El duque Rahins la saludó con expresión serena.
“Ha venido, Su Majestad.”
"Escuché que visitaste mi palacio. ¿Pensabas irte sin volver a verme?”
"Vine para una reunión administrativa. No quería molestar a alguien tan ocupado como Su Majestad.”
"Aun así, me entristece, padre".
"Seguramente, Su Majestad la Emperatriz está bien. Si me encontrara con usted cada vez que visitara el palacio, imagínese cuánto molestaría a Su Majestad el Emperador.”
El duque Rahins bebía su té con un aire de refinada elegancia, cada uno de sus movimientos era deliberado y sofisticado.
A pesar de tener más de cincuenta años, no parecía más de treinta y tantos, gracias a su físico disciplinado y su cabello negro grueso y lustroso.
A su lado estaba sentado su hermano menor, el conde Havel, cuya complexión más pequeña y robusta lo hacían parecer significativamente mayor. Con el pelo grisáceo y un comportamiento algo desaliñado, exudaba una impresión bastante caótica.
El conde Havel miró inquieto a su hermano mayor antes de hablar.

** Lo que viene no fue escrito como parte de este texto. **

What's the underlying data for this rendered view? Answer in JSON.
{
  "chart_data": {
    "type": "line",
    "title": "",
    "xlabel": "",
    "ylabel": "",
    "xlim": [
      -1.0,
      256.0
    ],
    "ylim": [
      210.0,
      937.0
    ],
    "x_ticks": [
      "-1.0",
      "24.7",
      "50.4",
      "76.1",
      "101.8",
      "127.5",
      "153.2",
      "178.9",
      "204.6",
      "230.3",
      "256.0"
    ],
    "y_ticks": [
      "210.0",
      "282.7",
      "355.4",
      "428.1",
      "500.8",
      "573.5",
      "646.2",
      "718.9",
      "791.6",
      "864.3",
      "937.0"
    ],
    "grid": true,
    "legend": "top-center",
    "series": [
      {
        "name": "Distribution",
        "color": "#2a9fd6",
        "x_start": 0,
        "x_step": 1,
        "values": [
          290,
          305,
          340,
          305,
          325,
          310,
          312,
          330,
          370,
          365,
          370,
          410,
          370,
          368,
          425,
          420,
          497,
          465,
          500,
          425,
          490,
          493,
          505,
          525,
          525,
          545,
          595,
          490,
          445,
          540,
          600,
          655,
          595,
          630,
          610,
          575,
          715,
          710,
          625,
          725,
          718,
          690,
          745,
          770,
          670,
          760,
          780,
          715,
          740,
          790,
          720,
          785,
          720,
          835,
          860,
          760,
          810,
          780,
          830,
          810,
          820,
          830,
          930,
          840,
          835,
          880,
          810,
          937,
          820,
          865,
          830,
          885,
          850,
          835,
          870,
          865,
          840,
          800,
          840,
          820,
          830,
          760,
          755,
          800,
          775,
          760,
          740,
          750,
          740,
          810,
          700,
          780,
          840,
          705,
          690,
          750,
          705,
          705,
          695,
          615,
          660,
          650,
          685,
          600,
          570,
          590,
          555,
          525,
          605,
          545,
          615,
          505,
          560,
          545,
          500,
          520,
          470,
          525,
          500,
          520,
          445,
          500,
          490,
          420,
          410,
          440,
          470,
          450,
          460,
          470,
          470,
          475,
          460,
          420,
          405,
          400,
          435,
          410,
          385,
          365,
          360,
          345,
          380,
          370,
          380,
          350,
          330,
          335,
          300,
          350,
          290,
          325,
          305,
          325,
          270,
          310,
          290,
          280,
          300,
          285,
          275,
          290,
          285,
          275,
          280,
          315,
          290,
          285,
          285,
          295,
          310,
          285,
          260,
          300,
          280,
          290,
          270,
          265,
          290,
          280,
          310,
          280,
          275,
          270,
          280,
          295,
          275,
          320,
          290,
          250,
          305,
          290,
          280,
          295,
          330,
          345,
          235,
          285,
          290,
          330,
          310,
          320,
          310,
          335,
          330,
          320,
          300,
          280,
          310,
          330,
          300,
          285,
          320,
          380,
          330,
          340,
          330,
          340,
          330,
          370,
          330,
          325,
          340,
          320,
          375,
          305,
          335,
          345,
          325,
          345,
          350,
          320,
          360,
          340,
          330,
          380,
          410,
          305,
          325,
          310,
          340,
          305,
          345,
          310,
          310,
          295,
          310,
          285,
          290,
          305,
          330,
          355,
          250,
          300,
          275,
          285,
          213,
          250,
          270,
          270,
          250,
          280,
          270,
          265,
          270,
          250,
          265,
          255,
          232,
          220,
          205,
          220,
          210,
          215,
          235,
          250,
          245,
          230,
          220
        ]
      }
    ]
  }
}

"Hay rumores preocupantes circulando en el palacio. Dicen que Su Majestad ha concedido un título de barón a un soldado de nacimiento común y lo mantiene cerca.”
“¿Qué podría hacer un simple barón?” —replicó el duque Rahins con indiferencia—.
La Emperatriz apretó sus labios carmesíes con fuerza. La reacción de su padre fue exactamente como ella había previsto.
Conocido por tener la mitad del poder del imperio en sus manos, el duque Rahins exudaba tanto arrogancia como apatías acordes con su reputación.
Una vez más, el duque no se inmutó. La idea de que el barón Adrián estableciera lazos con la familia ducal de Xavier le parecía trivial.
“Esto no es algo que deba descartarse tan a la ligera, padre” —intervino la Emperatriz—. "Cuando conocí al barón Adrian, estaba claro que no era un hombre común. Indudablemente provocará problemas".
El duque alzó una ceja y dejó su taza de té. Su expresión revelaba su irritación por tener que escuchar lo que consideraba una charla innecesaria.
El conde Havel, sin embargo, parecía tener una opinión diferente.
“El punto crítico es que este hombre ha capturado el favor del Emperador” —dijo Havel—. "Convenientemente, también cuenta con el apoyo de la marina".
“La armada es apenas un puñado comparada con las fuerzas terrestres” —replicó el duque—. "Sin las órdenes directas del Emperador, sus naves ni siquiera pueden moverse, lo que las hace inútiles."
"Como he advertido repetidamente, no debemos subestimar al Emperador Raodin, hermano."
A pesar de los sinceros consejos del conde Havel, el duque Rahins se limitó a reírse, con una expresión llena de condescendencia.
La Emperatriz miró a su padre con una mirada lo suficientemente aguda como para cortarla. Sus ojos ardían con la furia acumulada durante años de resentimiento. Sin embargo, el duque Rahins ni siquiera se inmutó.
‘Hubo un tiempo en el que nunca hubieras tolerado la más mínima molestia’, pensó con amargura.